Un aspetto delle tesi di maggioranza che pure ci sembra interessante è quello dell'apertura nei confronti delle altre oppressioni sociali, oltre a quella di classe. Il ruolo egemonico che i partiti comunisti assegnavano alla classe operaia si traduceva in pratica nell'egemonia dei funzionari maschi di quei partiti su tutti, classe operaia compresa. Ma anche qui il discorso radicale non si incontra con la pratica. Il PRC rimane un partito nel quale i maschi non hanno alcuna intenzione di cedere quote di potere. Il discorso sulle quote garantite alle donne non serve a risolvere il problema. Anche nel sindacato le quote assicurano solo la cooptazione di determinate donne da parte degli uomini. Sono uomini quelli che decidono le composizioni degli organismi dirigenti, e il dover garantire delle quote alle donne si risolve semplicemente per loro in un grattacapo in più: "ci manca la donna per fare la quota" è diventato un tormentone dei negoziati da corridoio che accompagnano la scelta dei gruppi dirigenti nei partiti e nei sindacati. Per risolvere il problema del "carattere monosessuato del partito", come si usa dire oggi, si dovrebbero prendere misure radicali, come ad esempio far sì che le componenti della quota assegnata alle donne siano scelte dalle donne stesse. Siamo certi che di fronte a una tale proposta i maschi (e qualche donna) leverebbero un gran grido: ma voi volete spaccare il partito! Mentre invece è l'unica misura che permetterebbe di far sì che le donne elette rendessero conto alle donne che le hanno votate e non agli uomini dirigenti della cui cordata fanno parte.

Altri aspetti delle tesi di maggioranza ci convincono assai meno e ne abbiamo già parlato sul numero scorso. Ad esempio riguardo all'analisi che riguarda l'imperialismo siamo più vicini alle minoranze interne.

Non ci sfugge ovviamente che il congresso sarà largamente caratterizzato dalla lotta interna alle tesi di maggioranza, tra i "bertinottiani" (a loro volta composti da varie correnti) e la componente togliattiana legata a Grassi (e forte in alcune parti d'Italia, come l'Emilia, la Sardegna, Milano) e che presenta alcuni emendamenti. Naturalmente avremmo preferito un dibattito più trasparente tra documenti contrapposti, ma questo è appunto uno di quei costumi tipici del nostro partito che è assai arduo cambiare.
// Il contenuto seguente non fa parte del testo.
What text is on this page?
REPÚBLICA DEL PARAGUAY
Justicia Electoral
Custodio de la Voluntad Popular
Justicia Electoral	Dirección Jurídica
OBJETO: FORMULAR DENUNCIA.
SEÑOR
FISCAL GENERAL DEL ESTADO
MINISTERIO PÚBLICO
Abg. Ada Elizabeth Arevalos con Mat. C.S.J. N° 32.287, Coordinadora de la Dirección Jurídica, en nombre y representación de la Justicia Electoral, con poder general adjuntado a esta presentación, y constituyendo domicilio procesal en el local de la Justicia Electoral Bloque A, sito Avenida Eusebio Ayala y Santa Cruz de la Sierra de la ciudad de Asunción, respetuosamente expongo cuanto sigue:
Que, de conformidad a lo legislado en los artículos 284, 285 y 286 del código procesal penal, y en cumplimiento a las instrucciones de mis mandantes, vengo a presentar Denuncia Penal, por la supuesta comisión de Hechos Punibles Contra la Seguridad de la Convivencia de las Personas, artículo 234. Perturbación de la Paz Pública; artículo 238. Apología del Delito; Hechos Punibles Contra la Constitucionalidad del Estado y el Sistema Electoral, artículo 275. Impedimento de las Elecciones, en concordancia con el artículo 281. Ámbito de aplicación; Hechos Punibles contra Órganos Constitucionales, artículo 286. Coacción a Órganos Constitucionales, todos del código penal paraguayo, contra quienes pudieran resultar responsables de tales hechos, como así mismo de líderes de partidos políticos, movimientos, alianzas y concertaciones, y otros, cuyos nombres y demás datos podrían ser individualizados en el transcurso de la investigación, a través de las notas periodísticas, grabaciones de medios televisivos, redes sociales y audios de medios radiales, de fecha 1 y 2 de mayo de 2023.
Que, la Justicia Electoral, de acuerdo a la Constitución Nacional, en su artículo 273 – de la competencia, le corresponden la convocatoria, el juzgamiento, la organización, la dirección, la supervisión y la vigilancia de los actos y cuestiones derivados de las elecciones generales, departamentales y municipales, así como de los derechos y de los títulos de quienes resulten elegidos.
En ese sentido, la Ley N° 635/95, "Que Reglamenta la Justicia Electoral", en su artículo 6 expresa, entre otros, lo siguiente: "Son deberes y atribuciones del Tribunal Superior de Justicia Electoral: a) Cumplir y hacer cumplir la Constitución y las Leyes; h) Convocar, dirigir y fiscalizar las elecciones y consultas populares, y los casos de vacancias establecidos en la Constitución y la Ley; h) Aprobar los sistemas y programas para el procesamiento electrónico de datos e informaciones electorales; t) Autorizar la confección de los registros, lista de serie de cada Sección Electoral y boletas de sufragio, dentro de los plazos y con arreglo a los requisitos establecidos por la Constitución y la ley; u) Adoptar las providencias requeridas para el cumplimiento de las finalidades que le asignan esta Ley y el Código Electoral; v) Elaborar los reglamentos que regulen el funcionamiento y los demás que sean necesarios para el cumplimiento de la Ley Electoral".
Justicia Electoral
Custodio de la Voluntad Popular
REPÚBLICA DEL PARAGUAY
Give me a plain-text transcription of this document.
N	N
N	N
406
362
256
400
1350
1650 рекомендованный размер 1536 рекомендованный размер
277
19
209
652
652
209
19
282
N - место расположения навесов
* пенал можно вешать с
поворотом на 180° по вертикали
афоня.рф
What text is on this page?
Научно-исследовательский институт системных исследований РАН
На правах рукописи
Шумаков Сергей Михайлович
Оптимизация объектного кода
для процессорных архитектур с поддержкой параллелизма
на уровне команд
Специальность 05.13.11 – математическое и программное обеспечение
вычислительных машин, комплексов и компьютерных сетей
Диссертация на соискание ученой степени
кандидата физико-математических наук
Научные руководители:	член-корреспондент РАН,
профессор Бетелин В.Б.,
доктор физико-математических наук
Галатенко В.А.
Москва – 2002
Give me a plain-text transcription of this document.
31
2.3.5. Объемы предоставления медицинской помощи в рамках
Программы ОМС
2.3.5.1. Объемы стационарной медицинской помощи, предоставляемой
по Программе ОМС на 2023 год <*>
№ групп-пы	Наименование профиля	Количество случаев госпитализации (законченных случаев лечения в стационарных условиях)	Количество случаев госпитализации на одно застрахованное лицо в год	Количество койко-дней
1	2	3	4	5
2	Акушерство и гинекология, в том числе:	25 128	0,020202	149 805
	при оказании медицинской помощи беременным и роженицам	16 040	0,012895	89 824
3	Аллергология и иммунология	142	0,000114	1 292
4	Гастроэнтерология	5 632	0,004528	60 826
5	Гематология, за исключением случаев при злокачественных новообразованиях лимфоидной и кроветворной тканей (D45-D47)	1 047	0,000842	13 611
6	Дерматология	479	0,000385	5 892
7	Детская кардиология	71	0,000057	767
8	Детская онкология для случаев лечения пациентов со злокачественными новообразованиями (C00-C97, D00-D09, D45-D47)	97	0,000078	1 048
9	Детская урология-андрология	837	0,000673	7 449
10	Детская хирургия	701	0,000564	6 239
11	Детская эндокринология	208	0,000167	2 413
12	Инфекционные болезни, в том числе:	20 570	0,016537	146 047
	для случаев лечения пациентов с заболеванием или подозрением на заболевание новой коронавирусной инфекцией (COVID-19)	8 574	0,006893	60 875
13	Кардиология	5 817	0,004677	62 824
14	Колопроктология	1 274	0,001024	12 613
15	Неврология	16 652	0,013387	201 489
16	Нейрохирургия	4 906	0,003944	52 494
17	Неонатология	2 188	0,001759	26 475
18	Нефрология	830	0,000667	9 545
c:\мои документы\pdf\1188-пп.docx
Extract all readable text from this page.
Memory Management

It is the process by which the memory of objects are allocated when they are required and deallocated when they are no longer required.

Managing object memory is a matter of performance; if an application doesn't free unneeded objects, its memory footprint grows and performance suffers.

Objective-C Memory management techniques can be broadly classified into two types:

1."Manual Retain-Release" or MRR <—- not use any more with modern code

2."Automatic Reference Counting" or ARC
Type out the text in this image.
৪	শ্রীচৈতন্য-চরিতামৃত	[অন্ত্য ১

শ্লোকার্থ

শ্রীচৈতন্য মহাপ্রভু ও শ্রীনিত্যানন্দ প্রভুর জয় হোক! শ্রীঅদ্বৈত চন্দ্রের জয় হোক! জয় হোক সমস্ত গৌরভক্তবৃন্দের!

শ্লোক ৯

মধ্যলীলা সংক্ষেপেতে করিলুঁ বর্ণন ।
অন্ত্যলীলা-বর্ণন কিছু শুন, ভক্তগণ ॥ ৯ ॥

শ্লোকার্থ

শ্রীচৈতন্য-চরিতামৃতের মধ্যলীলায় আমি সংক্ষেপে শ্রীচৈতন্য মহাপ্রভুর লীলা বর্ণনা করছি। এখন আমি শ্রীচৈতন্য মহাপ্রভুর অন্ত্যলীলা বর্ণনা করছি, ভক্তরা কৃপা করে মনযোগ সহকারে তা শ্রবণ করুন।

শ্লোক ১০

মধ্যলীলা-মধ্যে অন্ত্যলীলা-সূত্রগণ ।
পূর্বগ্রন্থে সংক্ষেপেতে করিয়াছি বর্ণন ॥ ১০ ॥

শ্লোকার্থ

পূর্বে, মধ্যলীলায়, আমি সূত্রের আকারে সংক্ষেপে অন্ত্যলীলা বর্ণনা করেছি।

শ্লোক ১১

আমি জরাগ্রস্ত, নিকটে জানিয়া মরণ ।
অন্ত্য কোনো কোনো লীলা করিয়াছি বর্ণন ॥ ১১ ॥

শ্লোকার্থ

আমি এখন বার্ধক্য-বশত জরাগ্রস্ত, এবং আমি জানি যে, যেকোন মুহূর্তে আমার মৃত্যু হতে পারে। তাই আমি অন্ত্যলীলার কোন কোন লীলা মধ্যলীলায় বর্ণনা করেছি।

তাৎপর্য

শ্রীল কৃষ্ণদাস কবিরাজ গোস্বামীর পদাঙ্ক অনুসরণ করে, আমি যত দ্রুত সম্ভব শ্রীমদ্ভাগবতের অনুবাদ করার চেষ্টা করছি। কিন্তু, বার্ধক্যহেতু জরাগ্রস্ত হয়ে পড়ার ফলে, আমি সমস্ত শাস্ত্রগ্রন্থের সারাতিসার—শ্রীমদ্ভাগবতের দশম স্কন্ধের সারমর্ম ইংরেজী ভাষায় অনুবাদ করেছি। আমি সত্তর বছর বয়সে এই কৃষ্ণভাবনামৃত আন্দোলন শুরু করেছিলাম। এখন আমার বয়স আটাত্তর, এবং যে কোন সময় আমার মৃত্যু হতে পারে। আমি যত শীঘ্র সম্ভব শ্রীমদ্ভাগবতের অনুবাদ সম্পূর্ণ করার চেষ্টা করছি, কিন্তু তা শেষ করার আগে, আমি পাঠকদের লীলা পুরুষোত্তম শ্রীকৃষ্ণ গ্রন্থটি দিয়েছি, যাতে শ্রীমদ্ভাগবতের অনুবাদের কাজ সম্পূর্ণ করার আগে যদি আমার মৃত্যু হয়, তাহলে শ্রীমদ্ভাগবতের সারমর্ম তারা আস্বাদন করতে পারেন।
La mozione 2 appare indebolita da una pratica, che ha logorato i suoi sostenitori, fatta di battaglie tutte interne all'apparato del PRC. In generale dobbiamo confessare che questi scontri interni, per quanti sforzi facciamo, non riescono ad appassionarci. Siamo arrivati alla conclusione che questo partito lo si cambia non dall'interno, o per lo meno non soltanto dall'interno. Solo se nei movimenti (tutti, non solo quello antiglobal) si riuscirà a formare una nuova generazione di militanti, e questa trovasse nel PRC un terreno di attività e partecipazione, allora questo partito avrebbe una qualche chance di cambiare sul serio.